O dízimo não é dar dinheiro
à igreja, nem ao pastor, nem ao missionário,
nem à pastora, nem ao evangelista. Muitos
usam essa conversa para desviar a atenção
ou para justificar suas atitudes. Dízimo
é um ato particular de adoração
a Deus. O dízimo não é opcional.
É mandamento de Deus. Não é
oferta. É dívida com o Senhor. Não
é a sobra. É a primícia.
O dízimo é ensinado em toda a Bíblia,
antes da lei (Gn 14.20), na lei (Lv 27.30), nos
livros históricos (Ne 12.44), poéticos
(Pv 3.9,10), proféticos (Ml 3.8-12) e também
no Novo Testamento (Mt 23.23; Hb 7.8). Negligenciar
a devolução dos dízimos é
infidelidade a Deus. Sonegar o dízimo é
roubar a Deus e a palavra bíblica é
essa mesmo. Reter o dízimo, que é
santo ao Senhor, é colocar-se debaixo de
maldição.
Por outro lado, entregar o dízimo com obediência
ao Senhor é repreender o devorador e contar
com a promessa das janelas abertas do céu,
de onde descem toda sorte de bênção
descrita na Palavra de Deus.
O livro de Malaquias, o último profeta
do Velho Testamento, registra no capítulo
3.8-12, alguns perigos quanto ao dízimo:
Primeiro, reter o dízimo – “Roubará
o homem a Deus? Todavia, vós me roubais
a nação toda.” Se o dízimo
é santo ao Senhor, não podemos lançar
mão dele, não podemos comê-lo
nem usá-lo. Precisa ser criteriosamente
devolvido ao Senhor. Não devolver o dízimo
é roubo, assalto acintoso a Deus. Segundo,
subtrair o dízimo – “Trazei
todos os dízimos.” O dízimo
é integral. É total. Não
podemos enganar a Deus. Na história da
igreja primitiva, registrada no livro de Atos
dos Apóstolos, o casal Ananias e Safira
tentou reter parte da oferta, e Pedro disse que
eles não mentiram a homens, mas ao Espírito
Santo.
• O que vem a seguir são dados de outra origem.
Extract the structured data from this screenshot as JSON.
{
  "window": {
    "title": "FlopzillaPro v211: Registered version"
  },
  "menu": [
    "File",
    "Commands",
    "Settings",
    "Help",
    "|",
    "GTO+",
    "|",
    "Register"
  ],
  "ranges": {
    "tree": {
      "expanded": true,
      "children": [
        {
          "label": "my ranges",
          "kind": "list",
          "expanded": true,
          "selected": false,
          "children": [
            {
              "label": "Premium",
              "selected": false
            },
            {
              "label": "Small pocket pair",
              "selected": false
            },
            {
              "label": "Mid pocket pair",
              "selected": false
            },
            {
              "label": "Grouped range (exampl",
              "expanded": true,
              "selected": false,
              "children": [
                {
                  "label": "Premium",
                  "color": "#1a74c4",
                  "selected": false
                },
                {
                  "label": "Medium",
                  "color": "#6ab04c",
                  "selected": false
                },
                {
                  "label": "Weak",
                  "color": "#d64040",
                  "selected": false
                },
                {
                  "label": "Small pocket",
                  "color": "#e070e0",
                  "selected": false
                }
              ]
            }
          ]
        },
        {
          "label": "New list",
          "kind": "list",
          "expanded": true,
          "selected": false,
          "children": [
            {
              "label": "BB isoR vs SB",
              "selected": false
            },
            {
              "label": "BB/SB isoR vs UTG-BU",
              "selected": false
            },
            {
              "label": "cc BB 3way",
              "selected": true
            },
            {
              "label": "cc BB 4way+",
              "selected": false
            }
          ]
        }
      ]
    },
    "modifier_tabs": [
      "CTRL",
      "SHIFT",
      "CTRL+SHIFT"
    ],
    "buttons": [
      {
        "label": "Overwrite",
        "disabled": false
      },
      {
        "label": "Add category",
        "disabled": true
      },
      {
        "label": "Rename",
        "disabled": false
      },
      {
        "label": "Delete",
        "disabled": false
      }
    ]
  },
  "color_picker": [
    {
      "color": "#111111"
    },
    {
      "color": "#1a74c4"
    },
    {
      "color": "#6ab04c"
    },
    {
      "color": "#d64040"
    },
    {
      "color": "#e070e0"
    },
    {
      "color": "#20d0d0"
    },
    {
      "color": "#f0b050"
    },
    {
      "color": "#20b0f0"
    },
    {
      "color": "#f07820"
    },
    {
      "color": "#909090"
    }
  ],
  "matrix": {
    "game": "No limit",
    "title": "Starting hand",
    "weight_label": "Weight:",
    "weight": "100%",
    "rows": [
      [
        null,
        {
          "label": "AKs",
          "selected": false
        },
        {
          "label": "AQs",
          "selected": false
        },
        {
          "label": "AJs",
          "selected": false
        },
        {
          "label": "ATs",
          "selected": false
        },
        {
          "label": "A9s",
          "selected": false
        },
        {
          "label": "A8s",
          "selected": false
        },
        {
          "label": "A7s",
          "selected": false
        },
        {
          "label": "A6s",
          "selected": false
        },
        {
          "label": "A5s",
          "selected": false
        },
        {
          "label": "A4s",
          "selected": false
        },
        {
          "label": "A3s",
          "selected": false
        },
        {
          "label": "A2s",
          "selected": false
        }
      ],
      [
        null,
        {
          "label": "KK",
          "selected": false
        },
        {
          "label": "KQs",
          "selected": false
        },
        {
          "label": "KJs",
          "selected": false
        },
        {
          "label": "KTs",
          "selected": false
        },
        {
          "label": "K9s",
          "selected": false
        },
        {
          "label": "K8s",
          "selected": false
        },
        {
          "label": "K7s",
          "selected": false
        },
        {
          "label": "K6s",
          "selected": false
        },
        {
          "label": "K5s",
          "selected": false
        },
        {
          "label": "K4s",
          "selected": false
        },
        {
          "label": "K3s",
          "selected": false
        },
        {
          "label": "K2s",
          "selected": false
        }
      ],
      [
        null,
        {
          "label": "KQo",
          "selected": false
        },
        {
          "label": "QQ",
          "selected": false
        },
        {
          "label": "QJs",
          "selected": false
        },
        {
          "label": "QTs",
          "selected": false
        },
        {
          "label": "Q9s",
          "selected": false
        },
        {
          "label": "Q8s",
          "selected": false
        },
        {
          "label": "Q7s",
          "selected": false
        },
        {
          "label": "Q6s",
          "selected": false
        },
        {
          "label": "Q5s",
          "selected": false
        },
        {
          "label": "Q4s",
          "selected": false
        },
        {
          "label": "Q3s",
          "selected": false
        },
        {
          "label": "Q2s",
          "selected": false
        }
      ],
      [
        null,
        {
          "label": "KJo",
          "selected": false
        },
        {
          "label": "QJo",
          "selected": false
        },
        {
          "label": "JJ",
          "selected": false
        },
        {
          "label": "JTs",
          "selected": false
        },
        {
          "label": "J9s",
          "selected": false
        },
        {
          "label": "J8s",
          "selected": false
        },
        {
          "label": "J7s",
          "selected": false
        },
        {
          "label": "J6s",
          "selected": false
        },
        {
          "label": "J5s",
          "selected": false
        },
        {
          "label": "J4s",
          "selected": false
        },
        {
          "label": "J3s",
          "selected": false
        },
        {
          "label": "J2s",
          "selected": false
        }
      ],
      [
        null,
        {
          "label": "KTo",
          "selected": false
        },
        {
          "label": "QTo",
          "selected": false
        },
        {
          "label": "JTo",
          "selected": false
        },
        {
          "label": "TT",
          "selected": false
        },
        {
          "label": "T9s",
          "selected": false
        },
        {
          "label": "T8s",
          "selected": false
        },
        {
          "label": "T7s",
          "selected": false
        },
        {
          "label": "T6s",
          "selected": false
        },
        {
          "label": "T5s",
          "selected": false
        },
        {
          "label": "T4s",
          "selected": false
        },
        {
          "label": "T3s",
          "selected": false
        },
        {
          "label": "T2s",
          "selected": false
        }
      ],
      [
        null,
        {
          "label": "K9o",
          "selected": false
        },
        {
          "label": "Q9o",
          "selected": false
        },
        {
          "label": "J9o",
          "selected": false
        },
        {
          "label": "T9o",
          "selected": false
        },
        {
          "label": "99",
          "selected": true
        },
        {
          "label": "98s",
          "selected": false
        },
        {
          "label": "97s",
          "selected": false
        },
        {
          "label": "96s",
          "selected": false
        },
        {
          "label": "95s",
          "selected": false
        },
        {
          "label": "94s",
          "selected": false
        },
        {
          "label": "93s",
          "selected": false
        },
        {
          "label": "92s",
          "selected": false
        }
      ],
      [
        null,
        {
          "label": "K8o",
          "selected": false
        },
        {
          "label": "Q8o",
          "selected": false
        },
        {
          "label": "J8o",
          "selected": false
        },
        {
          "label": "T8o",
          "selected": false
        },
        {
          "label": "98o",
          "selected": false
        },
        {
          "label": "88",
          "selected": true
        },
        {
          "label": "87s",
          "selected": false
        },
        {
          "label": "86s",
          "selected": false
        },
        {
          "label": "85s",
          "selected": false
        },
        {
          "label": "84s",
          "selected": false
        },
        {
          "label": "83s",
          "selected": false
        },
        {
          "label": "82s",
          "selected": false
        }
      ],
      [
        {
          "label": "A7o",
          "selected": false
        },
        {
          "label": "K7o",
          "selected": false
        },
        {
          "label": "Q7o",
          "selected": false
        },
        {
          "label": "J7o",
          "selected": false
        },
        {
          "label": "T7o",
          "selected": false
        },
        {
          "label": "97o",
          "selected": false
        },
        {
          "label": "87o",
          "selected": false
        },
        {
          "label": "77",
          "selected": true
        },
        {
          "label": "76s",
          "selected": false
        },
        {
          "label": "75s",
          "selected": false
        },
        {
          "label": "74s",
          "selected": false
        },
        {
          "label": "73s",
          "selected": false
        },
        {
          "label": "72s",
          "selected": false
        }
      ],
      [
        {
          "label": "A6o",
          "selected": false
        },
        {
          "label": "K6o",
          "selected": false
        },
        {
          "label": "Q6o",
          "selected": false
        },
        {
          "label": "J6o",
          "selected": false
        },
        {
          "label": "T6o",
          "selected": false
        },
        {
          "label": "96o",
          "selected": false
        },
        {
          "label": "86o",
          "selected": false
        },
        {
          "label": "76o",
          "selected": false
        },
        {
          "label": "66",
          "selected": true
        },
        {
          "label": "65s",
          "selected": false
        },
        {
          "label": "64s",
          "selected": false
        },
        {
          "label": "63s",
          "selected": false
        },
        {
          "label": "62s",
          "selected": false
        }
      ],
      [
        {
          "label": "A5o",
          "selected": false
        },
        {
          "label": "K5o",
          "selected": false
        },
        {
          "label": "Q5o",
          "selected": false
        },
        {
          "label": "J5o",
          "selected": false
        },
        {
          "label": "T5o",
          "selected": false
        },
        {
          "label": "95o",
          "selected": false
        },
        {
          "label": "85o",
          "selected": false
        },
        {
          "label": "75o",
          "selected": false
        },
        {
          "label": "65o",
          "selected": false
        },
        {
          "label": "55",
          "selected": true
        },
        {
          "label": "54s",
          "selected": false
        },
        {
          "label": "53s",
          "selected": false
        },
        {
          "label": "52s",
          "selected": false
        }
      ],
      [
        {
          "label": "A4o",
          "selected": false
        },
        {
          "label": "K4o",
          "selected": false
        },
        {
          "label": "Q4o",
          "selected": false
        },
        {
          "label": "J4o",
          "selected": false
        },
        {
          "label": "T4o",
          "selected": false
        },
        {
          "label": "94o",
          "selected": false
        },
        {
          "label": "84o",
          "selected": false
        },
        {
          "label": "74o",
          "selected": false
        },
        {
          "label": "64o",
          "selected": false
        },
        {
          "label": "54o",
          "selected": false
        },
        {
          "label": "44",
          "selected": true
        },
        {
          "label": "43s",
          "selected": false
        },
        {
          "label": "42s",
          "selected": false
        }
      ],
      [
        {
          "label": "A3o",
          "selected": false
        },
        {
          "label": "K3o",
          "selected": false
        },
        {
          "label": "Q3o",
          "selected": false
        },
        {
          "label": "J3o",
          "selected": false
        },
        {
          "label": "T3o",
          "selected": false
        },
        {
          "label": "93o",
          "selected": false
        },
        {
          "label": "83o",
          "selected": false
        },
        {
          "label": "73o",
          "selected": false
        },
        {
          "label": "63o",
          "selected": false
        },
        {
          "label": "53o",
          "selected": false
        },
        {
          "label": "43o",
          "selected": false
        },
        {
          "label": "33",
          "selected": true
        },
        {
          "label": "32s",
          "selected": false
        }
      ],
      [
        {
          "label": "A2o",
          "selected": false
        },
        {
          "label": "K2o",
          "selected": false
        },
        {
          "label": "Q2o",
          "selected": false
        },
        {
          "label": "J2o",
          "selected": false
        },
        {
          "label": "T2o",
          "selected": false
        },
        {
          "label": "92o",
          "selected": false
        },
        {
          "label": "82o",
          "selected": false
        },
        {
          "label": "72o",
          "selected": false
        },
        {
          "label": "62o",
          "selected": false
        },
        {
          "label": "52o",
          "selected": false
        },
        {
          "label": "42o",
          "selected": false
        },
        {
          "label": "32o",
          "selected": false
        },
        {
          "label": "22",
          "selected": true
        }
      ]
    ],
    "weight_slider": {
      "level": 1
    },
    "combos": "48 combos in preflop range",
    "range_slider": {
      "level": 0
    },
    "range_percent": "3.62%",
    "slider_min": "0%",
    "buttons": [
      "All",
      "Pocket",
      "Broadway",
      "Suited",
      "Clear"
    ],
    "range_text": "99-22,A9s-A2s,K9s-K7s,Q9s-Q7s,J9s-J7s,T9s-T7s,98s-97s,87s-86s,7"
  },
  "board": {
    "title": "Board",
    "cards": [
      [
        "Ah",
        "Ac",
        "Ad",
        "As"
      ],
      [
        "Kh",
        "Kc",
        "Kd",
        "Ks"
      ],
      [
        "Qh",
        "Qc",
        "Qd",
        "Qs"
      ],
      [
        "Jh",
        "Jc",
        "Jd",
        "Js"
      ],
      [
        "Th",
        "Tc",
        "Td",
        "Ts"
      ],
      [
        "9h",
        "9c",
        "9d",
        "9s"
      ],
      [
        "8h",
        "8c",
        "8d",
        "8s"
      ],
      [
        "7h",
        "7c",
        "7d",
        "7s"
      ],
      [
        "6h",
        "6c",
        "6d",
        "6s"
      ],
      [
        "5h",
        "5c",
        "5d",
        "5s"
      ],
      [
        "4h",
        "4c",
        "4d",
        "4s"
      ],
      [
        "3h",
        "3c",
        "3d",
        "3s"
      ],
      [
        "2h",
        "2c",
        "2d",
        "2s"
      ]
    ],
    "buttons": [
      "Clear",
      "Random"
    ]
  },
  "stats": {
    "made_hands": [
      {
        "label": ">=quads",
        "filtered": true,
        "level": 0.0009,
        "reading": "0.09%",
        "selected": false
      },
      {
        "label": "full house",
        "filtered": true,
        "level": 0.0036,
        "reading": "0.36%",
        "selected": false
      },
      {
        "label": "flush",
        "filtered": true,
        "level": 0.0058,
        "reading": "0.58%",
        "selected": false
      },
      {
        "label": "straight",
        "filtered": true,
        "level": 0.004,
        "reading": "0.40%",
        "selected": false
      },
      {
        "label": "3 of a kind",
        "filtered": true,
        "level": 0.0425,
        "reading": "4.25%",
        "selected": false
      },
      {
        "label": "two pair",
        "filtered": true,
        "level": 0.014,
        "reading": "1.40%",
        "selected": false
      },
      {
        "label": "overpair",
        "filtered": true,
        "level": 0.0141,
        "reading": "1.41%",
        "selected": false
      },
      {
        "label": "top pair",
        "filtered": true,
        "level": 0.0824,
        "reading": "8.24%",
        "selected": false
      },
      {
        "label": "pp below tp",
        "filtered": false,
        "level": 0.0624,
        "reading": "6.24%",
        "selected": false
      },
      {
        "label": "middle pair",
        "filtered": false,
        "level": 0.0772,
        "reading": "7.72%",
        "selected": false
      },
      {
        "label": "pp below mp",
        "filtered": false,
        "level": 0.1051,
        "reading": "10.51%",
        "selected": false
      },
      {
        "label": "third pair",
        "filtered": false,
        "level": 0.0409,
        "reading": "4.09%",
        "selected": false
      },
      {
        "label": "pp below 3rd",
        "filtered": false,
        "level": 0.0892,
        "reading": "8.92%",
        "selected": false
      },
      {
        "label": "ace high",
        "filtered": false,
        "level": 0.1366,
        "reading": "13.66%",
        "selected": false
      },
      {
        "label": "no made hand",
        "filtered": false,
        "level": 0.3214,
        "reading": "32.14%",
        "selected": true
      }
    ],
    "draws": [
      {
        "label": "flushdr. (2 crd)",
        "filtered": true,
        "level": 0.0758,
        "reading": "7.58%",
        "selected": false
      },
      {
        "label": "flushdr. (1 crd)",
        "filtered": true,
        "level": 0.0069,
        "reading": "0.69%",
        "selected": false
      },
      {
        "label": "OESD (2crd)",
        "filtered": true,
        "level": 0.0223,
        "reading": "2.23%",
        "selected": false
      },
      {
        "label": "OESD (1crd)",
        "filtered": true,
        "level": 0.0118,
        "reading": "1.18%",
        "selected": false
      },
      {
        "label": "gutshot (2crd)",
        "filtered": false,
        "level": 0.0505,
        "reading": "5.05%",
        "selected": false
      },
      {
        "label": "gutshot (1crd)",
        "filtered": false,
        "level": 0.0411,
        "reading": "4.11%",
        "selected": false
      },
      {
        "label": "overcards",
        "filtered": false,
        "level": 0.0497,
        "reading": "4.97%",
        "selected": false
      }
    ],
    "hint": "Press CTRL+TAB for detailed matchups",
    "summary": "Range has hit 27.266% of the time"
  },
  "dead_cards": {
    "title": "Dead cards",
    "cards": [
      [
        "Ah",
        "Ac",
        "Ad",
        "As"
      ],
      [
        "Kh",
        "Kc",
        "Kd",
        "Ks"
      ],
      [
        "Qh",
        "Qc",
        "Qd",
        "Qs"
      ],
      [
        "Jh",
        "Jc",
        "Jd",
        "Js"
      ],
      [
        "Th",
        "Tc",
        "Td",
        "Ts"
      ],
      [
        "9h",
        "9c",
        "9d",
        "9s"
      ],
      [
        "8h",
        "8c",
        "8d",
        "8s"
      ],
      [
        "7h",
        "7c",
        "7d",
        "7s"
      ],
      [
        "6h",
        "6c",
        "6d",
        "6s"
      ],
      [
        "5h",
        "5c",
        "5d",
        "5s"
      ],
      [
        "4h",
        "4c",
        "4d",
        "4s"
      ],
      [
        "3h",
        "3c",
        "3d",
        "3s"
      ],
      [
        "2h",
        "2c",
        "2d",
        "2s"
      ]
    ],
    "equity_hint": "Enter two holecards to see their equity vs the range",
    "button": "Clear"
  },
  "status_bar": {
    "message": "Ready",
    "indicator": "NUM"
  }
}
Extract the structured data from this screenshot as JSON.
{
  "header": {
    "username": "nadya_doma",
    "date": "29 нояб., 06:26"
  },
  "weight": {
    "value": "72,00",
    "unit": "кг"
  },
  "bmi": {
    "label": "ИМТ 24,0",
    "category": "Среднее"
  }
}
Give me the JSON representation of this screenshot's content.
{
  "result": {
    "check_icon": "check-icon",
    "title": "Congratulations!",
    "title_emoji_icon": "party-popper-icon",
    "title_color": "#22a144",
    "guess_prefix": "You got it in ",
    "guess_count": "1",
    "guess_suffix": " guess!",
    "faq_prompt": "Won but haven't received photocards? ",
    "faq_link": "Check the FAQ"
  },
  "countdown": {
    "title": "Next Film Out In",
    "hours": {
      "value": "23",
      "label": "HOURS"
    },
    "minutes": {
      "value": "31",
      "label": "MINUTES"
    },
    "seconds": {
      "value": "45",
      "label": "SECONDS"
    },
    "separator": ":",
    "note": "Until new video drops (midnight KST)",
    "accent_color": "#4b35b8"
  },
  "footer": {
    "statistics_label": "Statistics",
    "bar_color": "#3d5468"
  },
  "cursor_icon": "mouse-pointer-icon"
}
Deus não precisa do nosso dinheiro,
pois Ele é dono do ouro e da prata, dos
animais do campo, da terra, da sua plenitude e
de todos os que nela habitam. Aliás, tudo
o que somos e temos pertence a Deus. Tudo que
damos ao Senhor, vem das suas próprias
mãos. O que Deus requer de nós é
fidelidade. Não temos autoridade para administrar
o dízimo, pois a Bíblia registra
o seguinte: “Trazei todos os dízimos
à casa do tesouro.” Deus não
nos autorizou administrar o dízimo. Não
podemos fazer o que bem entendemos com o que é
de Deus. Ele mesmo já estabeleceu em sua
Palavra que o dízimo deve ser entregue
em sua casa, ou seja, na Casa de Oração,
na igreja. Deus não nos constituiu administradores
do dízimo, mas nos ordenou a entregá-lo
com fidelidade em sua casa.
O profeta Malaquias
ainda fala sobre duas conseqüências
graves para os que são infiéis na
devolução dos dízimos: A
primeira é a maldição divina
– “Com maldição sois
amaldiçoados.” A desobediência
sempre desemboca em maldição. Insurgir-se
contra Deus e violar as suas leis traz maldição
inevitável. Deus é santo e não
premia a infidelidade. Ele vela pela sua Palavra
em cumpri-la. Deus é fogo consumidor e
terrível coisa é cair nas mãos
do Deus vivo. É tempo de a igreja arrepender-se
do seu pecado de infidelidade quanto ao dízimo.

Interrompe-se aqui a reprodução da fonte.